Salimos
del túnel de la cochería donde fue el sepelio y el tránsito de la calle Estomba
nos recibe impiadoso, ofensivo. La comitiva es de apenas tres coches. Mamá va adelante,
mi hermana y yo en el que sigue y mi familia en el último. El semáforo de la
esquina nos detiene. No quiero mirar a mi hermana, sin embargo la miro y veo su
cabeza algo inclinada hacia la izquierda y hacia adelante, no está llorando
aunque percibo que cualquier palabra, un monosílabo, otro semáforo que nos
detenga puede romper ese efímero equilibrio de agua por salir. Es viernes y la
ciudad tiene el tránsito y los ruidos propios de un día laborable que molesta y
sin embargo de alguna forma agradezco porque me sostiene. Mientras mi hermana ahora llora, ella sí puede.
Avanzamos
lentamente, algunos coches nos demoran, otros, cuando advierten el pequeño
cortejo se hacen a un lado y avanzamos un poco a los saltos por el estado de
la calle, y otro poco zigzagueando para evitar los pozos. Me doy la vuelta para
ver el coche de mi familia pero no está, pienso que el semáforo anterior los
debe haber capturado. Pasan unos momentos y advierto al volver a mirar hacia
atrás con la esperanza de verlos que una fila de varios coches, seis o siete
está detrás de nosotros. Me alegro estúpidamente, pensando que la gente, los
conocidos de mamá, estaban afuera esperando que saliéramos para
acompañarnos.

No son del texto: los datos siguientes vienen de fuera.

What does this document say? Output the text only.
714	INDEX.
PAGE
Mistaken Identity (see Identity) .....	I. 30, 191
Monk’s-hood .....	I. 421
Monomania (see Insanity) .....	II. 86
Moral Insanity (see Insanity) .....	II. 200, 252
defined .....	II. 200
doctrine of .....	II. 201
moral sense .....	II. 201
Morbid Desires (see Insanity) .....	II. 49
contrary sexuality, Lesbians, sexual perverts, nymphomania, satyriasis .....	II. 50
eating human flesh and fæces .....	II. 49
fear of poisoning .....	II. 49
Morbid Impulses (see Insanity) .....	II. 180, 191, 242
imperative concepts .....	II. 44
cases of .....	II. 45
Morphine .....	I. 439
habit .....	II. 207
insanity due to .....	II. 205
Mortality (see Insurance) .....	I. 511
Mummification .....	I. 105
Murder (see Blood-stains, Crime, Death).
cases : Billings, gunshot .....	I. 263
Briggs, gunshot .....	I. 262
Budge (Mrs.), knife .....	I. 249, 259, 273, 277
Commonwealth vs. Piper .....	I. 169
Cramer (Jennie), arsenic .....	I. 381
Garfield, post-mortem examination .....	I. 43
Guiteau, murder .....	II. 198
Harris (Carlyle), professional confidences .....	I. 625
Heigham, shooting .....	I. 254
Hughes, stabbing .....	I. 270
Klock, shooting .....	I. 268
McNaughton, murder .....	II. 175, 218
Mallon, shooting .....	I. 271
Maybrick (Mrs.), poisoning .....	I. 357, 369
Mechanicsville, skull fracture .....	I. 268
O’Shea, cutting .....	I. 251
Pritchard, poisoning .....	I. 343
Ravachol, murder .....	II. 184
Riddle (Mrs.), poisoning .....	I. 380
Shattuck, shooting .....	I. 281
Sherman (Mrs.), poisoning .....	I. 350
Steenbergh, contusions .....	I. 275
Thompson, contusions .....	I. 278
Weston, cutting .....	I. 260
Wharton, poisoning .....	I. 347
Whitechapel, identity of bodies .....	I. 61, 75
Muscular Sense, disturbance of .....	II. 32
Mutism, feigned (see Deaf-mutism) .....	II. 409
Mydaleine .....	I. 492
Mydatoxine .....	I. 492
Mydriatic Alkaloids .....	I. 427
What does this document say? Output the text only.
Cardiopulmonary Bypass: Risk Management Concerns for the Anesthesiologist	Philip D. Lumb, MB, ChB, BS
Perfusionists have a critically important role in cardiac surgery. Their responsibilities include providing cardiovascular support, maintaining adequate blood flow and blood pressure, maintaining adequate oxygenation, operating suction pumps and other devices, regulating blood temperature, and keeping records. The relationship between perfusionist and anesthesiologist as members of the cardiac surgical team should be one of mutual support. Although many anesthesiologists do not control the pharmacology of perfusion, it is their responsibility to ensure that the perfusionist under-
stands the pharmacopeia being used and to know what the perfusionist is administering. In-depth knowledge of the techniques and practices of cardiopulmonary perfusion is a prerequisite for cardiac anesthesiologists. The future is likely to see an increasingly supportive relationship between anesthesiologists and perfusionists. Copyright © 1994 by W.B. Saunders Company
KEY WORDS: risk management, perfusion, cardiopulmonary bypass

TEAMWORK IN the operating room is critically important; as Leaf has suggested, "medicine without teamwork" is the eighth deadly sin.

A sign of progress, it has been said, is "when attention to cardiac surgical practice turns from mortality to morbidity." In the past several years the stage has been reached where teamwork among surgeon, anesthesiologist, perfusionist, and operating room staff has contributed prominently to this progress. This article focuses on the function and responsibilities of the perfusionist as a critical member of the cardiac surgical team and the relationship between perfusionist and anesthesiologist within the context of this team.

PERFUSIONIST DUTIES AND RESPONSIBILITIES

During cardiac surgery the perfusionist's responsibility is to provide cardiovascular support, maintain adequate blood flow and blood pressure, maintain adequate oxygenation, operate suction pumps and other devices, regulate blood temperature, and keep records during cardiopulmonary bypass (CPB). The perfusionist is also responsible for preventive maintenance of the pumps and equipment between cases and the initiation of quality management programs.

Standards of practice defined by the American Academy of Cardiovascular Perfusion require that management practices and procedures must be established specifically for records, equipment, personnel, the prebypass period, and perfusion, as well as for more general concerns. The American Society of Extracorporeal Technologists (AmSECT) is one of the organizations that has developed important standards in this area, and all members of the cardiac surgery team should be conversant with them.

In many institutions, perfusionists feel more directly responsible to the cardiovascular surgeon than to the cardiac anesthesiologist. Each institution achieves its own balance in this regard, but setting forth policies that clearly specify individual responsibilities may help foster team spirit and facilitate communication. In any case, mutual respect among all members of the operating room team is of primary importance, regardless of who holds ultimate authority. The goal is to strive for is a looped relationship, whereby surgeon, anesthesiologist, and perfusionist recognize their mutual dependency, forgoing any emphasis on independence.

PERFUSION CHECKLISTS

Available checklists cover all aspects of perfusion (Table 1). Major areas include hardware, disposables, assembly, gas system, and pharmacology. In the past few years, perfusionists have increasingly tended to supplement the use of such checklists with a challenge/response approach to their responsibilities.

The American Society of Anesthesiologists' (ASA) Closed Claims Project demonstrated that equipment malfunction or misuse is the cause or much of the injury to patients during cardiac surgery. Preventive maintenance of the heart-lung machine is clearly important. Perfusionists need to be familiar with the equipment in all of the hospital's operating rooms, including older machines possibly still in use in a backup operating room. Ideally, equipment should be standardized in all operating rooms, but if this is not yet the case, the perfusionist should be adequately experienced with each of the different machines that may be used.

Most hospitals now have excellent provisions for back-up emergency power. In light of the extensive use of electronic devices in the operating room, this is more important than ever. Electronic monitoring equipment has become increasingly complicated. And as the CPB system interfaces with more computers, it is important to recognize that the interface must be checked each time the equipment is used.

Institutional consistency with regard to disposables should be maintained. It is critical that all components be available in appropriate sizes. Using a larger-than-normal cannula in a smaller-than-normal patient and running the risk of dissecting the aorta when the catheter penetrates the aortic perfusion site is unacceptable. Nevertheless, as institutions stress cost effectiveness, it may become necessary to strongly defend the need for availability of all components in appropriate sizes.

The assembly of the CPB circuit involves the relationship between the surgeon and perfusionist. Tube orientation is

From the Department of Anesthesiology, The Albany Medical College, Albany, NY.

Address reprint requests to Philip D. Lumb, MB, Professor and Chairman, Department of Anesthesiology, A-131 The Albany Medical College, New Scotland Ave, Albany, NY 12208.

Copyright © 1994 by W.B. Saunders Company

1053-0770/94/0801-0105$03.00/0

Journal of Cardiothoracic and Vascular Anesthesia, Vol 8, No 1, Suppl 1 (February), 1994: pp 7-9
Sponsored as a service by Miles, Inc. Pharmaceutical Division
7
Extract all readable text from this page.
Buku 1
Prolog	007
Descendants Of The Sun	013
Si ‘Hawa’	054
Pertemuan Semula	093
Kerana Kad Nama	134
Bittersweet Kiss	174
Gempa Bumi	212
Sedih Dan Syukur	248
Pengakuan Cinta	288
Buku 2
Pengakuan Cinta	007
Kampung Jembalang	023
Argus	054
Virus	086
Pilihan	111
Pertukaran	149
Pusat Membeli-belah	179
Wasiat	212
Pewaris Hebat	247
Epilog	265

En algún momento cuando falta poco para llegar, suena el celular,
mi hija me pregunta donde estamos. Intento pero no logro hacerme entender, ella
no conoce la ciudad, y yo me he olvidado de los nombres de las calles. El
semáforo libera la larga fila de autos y subimos a un empedrado que nos llevará
directo al cementerio donde vamos a bajar el cajón, a dejar a mamá, a enterrar a mamá.